Spanish Conquest
Cobblestone American History Magazine for Kids|March 2023
The promise of gold and a sea route to India. Those were the two J main reasons why Spain's King Ferdinand and Queen Isabella backed Christopher Columbus's voyages.
Elizabeth Howard
Spanish Conquest

Columbus made four journeys across the Atlantic Ocean between 1492 and 1502. But instead of finding a trade route to India, he landed in the Americas. Thinking it was India, he called the land "the Indies" and the people there "Indians." Sailing from island to island in the Caribbean Sea, he claimed them for the Spanish king and queen.

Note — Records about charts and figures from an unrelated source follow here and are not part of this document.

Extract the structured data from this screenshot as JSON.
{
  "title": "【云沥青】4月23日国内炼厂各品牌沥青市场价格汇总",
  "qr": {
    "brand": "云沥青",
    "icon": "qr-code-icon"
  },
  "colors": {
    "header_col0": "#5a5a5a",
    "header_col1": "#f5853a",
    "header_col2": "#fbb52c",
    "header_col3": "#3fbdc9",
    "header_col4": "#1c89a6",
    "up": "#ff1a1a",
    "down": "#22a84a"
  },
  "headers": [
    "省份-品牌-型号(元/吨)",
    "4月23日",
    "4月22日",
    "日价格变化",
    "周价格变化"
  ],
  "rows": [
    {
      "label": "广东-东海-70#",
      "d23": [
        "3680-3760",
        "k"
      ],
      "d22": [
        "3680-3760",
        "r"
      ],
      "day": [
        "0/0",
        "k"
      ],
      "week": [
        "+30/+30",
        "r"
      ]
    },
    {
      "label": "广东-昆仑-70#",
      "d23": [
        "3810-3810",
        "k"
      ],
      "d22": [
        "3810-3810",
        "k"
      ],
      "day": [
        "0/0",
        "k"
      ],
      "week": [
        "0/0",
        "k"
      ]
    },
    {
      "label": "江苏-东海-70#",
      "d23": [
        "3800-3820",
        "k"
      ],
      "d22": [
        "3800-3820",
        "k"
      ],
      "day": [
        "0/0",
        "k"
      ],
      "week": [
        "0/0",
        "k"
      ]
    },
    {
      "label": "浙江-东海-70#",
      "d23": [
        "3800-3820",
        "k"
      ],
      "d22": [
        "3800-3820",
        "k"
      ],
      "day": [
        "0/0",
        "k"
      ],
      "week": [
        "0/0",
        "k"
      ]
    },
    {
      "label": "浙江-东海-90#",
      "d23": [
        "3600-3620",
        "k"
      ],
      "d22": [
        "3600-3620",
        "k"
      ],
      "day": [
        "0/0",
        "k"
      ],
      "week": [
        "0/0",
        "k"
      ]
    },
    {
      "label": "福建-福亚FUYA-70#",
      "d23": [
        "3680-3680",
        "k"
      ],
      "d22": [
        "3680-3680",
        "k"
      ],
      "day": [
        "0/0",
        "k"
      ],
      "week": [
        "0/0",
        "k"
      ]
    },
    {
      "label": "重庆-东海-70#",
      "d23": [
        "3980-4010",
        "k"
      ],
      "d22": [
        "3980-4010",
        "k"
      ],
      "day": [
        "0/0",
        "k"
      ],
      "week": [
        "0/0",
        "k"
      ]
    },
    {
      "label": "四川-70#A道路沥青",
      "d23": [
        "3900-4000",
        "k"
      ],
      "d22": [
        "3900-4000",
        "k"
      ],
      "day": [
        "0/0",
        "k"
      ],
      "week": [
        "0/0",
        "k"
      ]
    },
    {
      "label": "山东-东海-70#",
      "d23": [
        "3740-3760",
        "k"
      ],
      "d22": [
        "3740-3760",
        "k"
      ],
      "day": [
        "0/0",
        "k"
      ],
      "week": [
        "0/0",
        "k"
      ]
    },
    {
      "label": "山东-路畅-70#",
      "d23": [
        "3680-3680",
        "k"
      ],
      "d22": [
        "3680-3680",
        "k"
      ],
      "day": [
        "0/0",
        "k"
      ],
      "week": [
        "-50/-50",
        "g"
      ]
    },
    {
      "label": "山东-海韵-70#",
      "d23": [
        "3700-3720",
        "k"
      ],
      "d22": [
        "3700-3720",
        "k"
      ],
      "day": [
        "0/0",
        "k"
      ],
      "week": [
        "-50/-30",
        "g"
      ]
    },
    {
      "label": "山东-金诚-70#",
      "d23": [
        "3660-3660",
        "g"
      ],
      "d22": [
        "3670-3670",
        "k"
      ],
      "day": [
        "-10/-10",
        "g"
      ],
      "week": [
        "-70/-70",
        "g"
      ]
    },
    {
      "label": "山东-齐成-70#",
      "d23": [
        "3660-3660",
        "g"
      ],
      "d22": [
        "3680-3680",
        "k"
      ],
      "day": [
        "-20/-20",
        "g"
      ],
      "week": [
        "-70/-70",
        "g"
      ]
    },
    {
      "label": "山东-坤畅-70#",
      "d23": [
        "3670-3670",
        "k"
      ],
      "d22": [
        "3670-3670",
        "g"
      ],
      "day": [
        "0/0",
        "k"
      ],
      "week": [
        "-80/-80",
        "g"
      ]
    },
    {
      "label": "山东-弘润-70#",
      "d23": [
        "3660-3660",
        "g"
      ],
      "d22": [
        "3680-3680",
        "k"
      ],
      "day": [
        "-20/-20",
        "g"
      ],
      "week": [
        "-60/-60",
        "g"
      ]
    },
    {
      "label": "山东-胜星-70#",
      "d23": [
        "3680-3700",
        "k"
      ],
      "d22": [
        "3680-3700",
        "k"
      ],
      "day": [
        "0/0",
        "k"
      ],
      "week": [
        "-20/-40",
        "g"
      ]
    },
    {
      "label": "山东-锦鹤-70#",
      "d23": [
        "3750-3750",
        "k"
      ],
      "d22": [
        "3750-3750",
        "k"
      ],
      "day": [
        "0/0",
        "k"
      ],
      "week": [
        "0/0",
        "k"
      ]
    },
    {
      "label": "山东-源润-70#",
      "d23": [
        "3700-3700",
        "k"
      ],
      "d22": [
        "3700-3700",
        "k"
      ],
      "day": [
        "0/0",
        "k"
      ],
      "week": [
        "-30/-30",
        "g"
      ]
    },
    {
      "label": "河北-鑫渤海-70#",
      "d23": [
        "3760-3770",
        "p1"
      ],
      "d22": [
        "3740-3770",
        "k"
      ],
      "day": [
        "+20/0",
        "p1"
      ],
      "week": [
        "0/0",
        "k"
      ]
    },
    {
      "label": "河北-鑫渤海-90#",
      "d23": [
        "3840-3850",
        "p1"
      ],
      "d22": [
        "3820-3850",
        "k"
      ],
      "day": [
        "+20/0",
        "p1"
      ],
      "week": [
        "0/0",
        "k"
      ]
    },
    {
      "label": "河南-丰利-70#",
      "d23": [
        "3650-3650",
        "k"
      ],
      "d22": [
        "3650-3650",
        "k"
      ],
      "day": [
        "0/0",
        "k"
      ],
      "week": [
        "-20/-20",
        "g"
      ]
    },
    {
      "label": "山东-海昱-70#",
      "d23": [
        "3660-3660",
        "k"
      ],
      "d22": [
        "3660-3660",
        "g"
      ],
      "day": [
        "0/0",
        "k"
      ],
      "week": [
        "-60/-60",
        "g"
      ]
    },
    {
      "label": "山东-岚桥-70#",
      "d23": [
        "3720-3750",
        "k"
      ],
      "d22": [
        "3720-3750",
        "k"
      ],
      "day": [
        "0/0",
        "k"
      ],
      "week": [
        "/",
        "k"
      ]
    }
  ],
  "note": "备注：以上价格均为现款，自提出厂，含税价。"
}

More than 1,000 years earlier, the Indigenous Taino people had migrated from the northern coast of South America and settled on a number of those Caribbean islands. They lived in small villages, groupe by clans and ruled by a cacique, or male chief. Their society was matrilineal and agricultural. Women made decisions related to families and local Taino village groups. Women also grew crops of pineapples, cassavas, and sweet potatoes, while men hunted and gathered seafood.

Columbus noted in his journal that the Taino "... are the best people in the world, and above all, the gentlest." Assuming they had no religion of their own, Columbus declared that "they would easily be made into Christians." Roman Catholicism was the official religion in Spain, and Spain's rulers hoped to spread their religion to their colonies. Columbus also made a darker observation. With little effort, he thought, "All the inhabitants could be taken away to Spain, or made slaves on the island."

Everywhere Columbus explored, he asked where he might find gold. The Taino people freely gave the bits of gold that they wore to the Spaniards. But it wasn't until Columbus landed on present-day Hispaniola that the Spanish found quantities of the precious metal. That discovery led to the destruction of the Taino people and their way of life throughout the West Indies.